El bullicio ronda el portal, desaliñado por la ausencia de una «buena mano» en el transcurso de varios años. Tal pareciese que un movimiento extraño ha cambiado la simpleza de lo ordinario. Con perspicacia, muy bien colocadas por tallas y colores, cuelgan las perchas usadas de la familia González.
Es una esquina céntrica de un barriecito pinareño. La gente se detiene, pregunta precios, mueve la puerta oxidada y llega hasta el portal para probarse alguna ropa que le atrae y ver si le ajusta bien.
Aunque no todos los cuerpos encajan, ya mucha gente se hace eco de la oferta, y el cartel con tinta azul se repite cada fin de semana en la entrada que da paso a la venta. No es la única que vemos al recorrer la ciudad, pero al menos por allí cerca, ninguna otra se asoma.
Tampoco ostenta vestidos lujosos o marcas de élite: es ropa sencilla, colorida, usada. La misma que hace algún tiempo llevaban los nietos de Paula, o sus hijas; salvo algunas prendas que nunca nadie vistió y se quedaron haciendo bulto en la parte superior del clóset.

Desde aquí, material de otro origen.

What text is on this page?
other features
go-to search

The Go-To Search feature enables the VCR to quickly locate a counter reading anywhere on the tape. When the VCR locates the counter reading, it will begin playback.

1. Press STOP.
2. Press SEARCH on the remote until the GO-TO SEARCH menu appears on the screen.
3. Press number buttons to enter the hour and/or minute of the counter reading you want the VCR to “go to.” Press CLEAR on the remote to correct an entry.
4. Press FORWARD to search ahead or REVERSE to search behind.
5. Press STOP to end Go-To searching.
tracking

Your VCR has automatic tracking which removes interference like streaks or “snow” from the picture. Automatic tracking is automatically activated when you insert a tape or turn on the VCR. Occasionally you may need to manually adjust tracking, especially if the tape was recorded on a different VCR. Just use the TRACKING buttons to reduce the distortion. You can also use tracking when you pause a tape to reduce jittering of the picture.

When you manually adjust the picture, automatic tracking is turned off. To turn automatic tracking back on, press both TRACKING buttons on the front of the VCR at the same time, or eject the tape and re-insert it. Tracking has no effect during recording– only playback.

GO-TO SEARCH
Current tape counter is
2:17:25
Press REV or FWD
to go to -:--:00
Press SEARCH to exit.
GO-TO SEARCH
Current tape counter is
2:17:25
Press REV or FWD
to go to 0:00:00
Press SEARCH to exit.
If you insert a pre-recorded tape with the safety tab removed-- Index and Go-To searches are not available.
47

Los precios no están acorde a lo descabellado que pudiera esperarse, según anda vendiéndose todo por ahí. Son cifras bajas para estos tiempos, que la dueña coloca en etiquetas blancas pegadas a la ropa. Lo que gana, al menos le alcanza para pagar la leche, los mandados y alguna que otra necesidad que se presente en casa.
Y es que esa venta no vino a desvalijar el espacio de la abuela y mucho menos a enriquecer sus bolsillos. Es solo algo más para ayudarse, porque la ropa viene siendo lo que más le sobra y eso le estruja el alma. Tanto que ha decido ponerles precio.
Años antes, fue la misma Paula quien se encargó de remendar todo lo roto que su familia le llevaba, y a veces incluso intentó innovar con algunos retazos para sentirse útil, que para ella significaba estar viva.
Sin embargo, los suyos echaron pocas cosas en la mochila el día que salieron de casa. Lo dejaron casi todo sin pensar en Paula, ni tampoco en una posible venta. Solo se fueron, quizá en busca de mejores ropas, y las de aquí quedaron cogiendo polvo, humedad y un color amarillento que supera lo vintage.
Ahora, en la tendedera que las exhibe, cuelgan modas pasadas, recuerdos, imágenes de lugares, gente, nombres... Mi abuela solo mueve el sillón lentamente y observa a quien valora cada pieza y quizá le encuentre un destino mejor.
Solo sonríe, responde y aguarda. Tal es el costo de una añoranza que, aunque no lo dice, la está vistiendo por dentro.